>>3478712You're arguing against a strawman.
It's like arguing that you have enough money in your wallet for 10 bottles of whisky at a bar while the other guy just for 2, while you can barely drink a bottle each before passing out.
Both film and digital haven't been constrained in terms of ISO for practical filming, for a decade (and more than 2 for film). The reason being that in cinematography you have absolute control over the light in low light scenes, with intricate setups of sources, modifiers and reflectors. This is not done because light was to low to shoot film (or digital) otherwise, but because you need to control the quality, directionality and colour temperature of the light. You can easily shoot low light scenes with ISO100, because the low light is simulated through colour temperature and light rations, it's not actually what a human would see as low.

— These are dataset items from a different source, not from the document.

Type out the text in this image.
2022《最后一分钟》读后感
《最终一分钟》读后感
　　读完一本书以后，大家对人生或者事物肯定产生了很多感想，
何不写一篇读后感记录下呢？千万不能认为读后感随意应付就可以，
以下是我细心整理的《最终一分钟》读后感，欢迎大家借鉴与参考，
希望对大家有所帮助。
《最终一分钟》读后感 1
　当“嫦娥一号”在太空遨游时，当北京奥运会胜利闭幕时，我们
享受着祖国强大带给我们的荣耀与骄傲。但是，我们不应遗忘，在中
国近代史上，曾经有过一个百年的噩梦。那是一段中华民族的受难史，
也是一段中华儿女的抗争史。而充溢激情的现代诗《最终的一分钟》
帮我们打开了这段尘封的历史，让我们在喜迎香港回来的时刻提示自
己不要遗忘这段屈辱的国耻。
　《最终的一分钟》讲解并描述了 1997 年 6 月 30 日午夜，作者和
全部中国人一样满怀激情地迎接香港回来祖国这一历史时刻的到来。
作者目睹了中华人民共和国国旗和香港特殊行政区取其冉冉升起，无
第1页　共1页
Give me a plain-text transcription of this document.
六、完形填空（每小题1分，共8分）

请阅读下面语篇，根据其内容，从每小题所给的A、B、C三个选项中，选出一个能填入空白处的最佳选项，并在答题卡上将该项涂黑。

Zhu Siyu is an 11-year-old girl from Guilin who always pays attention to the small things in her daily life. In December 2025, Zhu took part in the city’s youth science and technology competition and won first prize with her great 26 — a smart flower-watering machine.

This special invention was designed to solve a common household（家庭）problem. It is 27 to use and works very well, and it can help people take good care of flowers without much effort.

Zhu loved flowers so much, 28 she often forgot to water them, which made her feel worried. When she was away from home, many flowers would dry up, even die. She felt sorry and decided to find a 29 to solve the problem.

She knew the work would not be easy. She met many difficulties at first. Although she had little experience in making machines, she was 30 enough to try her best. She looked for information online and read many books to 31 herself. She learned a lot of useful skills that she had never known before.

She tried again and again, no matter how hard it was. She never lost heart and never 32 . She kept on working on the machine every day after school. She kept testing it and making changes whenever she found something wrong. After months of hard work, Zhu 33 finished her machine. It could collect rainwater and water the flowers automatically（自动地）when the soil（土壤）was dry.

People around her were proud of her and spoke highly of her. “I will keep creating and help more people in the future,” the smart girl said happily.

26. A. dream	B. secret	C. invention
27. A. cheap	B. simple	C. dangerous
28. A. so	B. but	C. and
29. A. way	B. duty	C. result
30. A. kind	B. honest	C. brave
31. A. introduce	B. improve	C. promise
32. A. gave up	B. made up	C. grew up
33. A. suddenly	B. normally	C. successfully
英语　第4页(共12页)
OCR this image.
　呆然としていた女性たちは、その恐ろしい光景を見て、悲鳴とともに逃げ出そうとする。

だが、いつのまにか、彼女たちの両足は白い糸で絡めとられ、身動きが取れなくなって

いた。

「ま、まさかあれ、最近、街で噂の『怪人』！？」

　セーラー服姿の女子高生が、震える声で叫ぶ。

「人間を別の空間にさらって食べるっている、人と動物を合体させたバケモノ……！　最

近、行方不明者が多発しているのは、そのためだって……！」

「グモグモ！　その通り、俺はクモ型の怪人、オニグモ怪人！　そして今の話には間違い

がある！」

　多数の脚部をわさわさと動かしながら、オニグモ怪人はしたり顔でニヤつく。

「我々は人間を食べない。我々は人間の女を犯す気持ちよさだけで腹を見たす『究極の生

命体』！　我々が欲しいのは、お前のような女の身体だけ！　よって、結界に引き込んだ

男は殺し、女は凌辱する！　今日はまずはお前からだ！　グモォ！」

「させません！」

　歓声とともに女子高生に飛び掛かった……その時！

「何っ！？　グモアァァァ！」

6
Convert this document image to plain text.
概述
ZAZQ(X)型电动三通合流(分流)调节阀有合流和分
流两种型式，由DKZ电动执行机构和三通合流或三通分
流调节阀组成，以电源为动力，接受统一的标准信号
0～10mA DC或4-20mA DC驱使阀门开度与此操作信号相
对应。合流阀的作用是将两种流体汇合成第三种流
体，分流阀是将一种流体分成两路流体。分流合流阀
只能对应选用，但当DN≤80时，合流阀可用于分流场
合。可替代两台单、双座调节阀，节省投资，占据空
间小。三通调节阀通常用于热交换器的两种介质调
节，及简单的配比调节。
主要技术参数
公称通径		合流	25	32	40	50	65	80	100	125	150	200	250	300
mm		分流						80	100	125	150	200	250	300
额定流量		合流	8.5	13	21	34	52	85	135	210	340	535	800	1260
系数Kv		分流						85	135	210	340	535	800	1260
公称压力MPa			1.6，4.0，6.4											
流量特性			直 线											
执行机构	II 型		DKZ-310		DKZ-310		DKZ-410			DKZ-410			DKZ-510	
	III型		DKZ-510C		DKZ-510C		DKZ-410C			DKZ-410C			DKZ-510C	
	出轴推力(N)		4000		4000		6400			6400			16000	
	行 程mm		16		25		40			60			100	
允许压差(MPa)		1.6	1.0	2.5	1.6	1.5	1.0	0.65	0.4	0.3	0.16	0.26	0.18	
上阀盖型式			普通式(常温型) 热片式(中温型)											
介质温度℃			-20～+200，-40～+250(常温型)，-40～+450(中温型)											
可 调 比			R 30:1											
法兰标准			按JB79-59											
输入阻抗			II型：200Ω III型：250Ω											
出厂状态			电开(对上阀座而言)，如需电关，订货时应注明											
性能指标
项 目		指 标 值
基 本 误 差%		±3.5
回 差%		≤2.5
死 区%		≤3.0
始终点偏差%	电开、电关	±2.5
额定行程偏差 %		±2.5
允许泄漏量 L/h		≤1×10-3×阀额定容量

Even in the Barry Lyndon, "natural" light wasn't completely natural: they used more candles than even an aristocrat would have used for illumination, they were special candles that burnt twice as bright and would be exhausted within minutes, and metal sheets were placed on the roof that also acted as reflectors. Chandeliers and candelabras were placed strategically for key and fill. That's what they mean by "natural", not what you're probably thinking "I walked into a room and litand shit with whatever light was there".
Walks under the moon, gritty scenes in shady bars, cosy home interiors, it's all simulated low light.
What I'm getting at is, digital obviously has surpassed film in high ISO since forever, but it's *irrelevant* in filming.
There are occasions that digital makes things possible that otherwise wouldn't be, like that midnight shot of some immigrants crossing a border fence shot at ISO200,000 or something. But filming a movie is not such a case.